"O artista é o viajante feliz que, após ter longamente navegado sobre as águas da dúvida, nas trevas do esforço, pode, enfim, bradar: terra!"

(Mikel Dufrenne)

sábado, 7 de novembro de 2009

Assim como na tradição metafísica, há na obra de Alexei Bueno (além de ensaísta e crítico de literatura) uma inquietação onipresente entre a carnalidade e o espiritual, dualidade nunca resolvida e subjacente em todas as angústias que disparam seus poemas. Trata-se de uma poesia que se pretende contemporânea, isto é, relativa ao Homem presente e suas aflições terrenas, não apresentando nenhum tipo de escapismo, seja ele utópico ou histórico. O que não significa uma renegação da tradição: para Alexei Bueno, a arte, a grande arte, é sempre universal e a-histórica. Dos gregos à moderna poesia brasileira, importa-lhe mais, tanto na condição de crítico quanto na de poeta, a densidade e a elevação alcançadas por autores e suas obras, fatores que estabelecem a verdadeira habitação do poético. Abaixo, transcrevemos duas poesias desse autor:



HELENA


No cômodo onde Menelau vivera
Bateram. Nada. Helena estava morta.
A última aia a entrar fechou a porta,
Levavam linho, ungüento, âmbar e cera.

Noventa e sete anos.

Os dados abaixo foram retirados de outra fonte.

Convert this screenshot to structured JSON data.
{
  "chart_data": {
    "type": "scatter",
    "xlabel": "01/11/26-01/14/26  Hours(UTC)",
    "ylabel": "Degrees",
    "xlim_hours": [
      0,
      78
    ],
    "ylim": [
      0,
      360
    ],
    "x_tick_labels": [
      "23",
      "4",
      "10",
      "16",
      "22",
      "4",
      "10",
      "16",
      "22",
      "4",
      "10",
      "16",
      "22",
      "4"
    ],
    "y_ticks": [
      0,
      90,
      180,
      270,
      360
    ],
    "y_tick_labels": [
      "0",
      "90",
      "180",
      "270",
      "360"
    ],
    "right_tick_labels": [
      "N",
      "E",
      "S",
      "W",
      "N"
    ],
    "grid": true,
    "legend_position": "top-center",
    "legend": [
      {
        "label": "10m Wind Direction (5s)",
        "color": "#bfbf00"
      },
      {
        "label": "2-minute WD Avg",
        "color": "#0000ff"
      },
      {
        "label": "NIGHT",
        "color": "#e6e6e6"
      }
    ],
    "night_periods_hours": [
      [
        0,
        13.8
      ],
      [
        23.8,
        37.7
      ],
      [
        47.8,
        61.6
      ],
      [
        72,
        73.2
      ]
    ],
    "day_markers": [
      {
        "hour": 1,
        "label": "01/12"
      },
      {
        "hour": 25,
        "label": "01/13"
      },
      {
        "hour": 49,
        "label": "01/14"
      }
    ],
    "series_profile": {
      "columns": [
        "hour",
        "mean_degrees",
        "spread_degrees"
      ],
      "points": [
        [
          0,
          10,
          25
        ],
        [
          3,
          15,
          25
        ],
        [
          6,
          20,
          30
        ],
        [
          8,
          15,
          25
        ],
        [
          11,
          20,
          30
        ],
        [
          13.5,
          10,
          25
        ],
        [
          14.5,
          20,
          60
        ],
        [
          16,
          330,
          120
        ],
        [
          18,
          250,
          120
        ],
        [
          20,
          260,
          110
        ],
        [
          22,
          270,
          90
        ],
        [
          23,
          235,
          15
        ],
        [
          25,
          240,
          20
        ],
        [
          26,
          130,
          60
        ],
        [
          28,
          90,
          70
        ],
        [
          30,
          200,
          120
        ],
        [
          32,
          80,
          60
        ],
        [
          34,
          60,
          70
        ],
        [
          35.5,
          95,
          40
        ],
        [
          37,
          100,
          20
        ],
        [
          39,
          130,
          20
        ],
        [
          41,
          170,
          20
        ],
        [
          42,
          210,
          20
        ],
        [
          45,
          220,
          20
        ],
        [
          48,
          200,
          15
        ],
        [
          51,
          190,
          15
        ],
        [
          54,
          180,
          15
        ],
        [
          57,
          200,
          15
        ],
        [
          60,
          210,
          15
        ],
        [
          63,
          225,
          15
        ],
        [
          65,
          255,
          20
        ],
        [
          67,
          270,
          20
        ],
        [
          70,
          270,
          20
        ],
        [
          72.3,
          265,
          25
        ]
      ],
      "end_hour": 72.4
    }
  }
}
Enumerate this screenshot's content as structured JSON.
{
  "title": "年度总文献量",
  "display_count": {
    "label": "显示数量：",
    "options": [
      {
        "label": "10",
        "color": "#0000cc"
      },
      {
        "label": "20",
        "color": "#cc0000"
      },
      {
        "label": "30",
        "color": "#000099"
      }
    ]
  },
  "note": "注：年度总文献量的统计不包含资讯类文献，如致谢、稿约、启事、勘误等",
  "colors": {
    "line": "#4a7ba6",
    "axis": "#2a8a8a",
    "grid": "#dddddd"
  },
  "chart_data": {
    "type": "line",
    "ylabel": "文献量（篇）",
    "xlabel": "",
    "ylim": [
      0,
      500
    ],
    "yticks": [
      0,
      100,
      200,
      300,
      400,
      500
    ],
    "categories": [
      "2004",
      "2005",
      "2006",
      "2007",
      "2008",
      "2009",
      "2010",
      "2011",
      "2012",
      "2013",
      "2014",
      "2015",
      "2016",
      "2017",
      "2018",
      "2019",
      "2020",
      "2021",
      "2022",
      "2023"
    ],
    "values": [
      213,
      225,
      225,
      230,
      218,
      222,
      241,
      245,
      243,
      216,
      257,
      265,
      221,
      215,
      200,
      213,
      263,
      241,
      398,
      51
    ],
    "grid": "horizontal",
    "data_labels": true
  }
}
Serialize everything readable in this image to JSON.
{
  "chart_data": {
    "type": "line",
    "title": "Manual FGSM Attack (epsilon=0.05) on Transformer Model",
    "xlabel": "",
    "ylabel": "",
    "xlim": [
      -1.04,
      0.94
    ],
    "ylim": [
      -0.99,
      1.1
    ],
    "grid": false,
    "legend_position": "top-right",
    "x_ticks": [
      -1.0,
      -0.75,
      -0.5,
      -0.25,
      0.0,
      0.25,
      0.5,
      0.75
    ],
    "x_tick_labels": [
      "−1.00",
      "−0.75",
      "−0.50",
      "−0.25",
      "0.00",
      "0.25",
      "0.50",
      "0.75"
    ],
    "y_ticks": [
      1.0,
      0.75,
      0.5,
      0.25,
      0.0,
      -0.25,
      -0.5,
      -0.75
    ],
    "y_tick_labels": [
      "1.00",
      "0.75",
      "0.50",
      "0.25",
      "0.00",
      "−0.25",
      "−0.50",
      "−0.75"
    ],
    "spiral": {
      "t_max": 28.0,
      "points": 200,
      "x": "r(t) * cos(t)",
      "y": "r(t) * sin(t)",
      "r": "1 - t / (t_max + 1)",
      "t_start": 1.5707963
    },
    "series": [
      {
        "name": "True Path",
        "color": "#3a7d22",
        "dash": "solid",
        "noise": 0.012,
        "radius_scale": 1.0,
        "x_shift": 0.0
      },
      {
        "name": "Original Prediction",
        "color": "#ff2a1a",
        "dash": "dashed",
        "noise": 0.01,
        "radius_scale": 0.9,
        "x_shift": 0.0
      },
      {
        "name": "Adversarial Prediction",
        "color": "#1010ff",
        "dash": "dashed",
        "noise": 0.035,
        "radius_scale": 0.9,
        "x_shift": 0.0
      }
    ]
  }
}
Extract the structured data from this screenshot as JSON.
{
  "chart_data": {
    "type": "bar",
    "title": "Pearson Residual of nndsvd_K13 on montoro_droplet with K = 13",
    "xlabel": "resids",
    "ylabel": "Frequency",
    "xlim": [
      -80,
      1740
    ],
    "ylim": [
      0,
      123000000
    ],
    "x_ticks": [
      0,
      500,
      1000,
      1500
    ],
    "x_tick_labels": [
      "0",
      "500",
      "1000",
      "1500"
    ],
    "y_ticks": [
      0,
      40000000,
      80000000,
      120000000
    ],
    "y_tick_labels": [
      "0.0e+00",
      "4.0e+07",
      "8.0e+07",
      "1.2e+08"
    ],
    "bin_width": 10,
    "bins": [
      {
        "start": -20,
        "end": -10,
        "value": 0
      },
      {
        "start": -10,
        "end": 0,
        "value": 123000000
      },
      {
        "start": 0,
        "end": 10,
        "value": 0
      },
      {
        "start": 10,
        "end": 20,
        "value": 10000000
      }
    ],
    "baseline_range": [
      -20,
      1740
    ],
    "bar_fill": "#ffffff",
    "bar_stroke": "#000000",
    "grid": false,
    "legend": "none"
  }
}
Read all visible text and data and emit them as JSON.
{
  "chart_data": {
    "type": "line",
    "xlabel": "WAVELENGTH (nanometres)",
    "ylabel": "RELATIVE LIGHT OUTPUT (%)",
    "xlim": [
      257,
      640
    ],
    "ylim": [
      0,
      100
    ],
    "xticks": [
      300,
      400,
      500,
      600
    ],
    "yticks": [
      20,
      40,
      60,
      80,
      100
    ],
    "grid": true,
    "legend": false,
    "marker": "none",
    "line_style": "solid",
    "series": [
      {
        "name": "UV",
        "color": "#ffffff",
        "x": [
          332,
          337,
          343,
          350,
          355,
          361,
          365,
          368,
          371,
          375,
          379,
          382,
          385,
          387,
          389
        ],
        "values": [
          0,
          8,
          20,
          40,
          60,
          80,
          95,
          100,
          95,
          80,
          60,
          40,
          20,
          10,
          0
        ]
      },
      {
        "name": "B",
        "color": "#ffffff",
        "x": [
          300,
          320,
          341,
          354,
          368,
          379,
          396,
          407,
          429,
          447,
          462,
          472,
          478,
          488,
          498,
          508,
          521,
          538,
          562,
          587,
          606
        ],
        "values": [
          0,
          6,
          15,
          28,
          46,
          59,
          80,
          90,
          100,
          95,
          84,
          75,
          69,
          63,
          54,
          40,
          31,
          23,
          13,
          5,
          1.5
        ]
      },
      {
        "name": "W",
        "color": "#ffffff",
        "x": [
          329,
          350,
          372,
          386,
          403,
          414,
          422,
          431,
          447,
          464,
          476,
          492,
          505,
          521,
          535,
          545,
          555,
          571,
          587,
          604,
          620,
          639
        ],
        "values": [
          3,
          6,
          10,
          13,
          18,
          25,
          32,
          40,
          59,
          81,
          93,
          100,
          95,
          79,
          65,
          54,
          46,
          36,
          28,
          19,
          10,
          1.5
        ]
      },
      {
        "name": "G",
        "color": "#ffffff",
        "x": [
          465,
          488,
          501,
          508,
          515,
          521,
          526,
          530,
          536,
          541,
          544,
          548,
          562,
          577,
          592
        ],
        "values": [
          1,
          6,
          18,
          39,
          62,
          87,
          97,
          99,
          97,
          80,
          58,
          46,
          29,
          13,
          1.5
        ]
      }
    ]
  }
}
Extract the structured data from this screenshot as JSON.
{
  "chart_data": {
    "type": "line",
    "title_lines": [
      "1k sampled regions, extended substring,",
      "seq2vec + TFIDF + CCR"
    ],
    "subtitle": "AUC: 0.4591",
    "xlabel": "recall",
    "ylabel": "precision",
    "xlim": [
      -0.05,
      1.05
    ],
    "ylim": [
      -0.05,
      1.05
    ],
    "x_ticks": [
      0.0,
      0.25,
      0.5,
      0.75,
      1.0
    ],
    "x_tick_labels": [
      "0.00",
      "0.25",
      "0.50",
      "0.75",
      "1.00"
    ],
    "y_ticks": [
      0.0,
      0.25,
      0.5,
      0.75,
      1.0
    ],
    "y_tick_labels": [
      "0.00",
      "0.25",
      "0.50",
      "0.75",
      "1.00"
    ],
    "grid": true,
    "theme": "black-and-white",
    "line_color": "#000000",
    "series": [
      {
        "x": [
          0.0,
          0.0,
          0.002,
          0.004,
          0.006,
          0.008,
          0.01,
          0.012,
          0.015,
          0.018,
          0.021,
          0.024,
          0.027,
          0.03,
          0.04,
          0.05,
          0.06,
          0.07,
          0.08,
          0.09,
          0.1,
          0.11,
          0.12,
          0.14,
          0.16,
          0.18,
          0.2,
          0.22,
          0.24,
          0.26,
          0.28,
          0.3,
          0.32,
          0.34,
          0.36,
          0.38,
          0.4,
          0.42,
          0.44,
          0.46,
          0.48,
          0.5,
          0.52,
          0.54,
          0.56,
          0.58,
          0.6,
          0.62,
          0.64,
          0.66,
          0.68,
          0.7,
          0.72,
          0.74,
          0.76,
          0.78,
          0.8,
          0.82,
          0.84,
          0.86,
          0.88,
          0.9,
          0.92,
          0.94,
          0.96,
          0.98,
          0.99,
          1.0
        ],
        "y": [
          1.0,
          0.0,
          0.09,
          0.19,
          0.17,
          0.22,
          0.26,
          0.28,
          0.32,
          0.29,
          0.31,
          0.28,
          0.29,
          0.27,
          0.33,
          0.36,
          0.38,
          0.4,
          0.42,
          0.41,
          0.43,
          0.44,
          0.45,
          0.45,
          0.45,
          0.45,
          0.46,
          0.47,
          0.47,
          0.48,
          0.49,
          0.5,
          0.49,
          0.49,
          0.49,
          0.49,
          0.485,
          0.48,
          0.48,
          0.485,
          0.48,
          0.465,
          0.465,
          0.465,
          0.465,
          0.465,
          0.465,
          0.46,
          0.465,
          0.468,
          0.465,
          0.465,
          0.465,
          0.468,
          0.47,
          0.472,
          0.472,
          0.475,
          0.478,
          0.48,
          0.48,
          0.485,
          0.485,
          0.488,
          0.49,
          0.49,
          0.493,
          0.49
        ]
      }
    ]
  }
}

Suas pernas
Eram dois secos galhos recurvados.
Seus seios até o umbigo desdobrados
Cobriam-lhe três hérnias bem externas.

 
Na boca sem um dente os lábios frouxos
Murchavam, ralo pêlo lhe cobria
O sexo que de perto parecia
Um pergaminho antigo de tons roxos.

 
Maquiaram-lhe as pálpebras vincadas,
Compuseram seus ossos quebradiços,
Deram-lhe à boca uns rubores postiços,
Envolveram-na em faixas perfumadas.

 
Então chamas onívoras tragaram
A carne que cindiu tantas vontades.
Quando sua sombra idosa entrou no Hades
As sombras dos heróis todas choraram.



VIDÊNCIA

Se os nossos olhos te enxergassem, rosa,
E não só: “É uma rosa” nos dissessem
Na vulgar gradação que nunca esquecem,
Que epifania na manhã tediosa!

 
Se eles vissem, ao vê-la, cada coisa
E não seu nome, se afinal pudessem
Fugir da furna abstrata onde destecem
A vida, um morto partiria a lousa

 
Maciça de aqui estar. Flor, nuvem, muro,
Árvore, que é uma só e não tal nome,
Se tudo entrasse o corredor escuro

 
Que há em nós, algo de exato se ergueria,
Algo que pára o tempo ou que o consome,
Que alveja a noite e entenebrece o dia.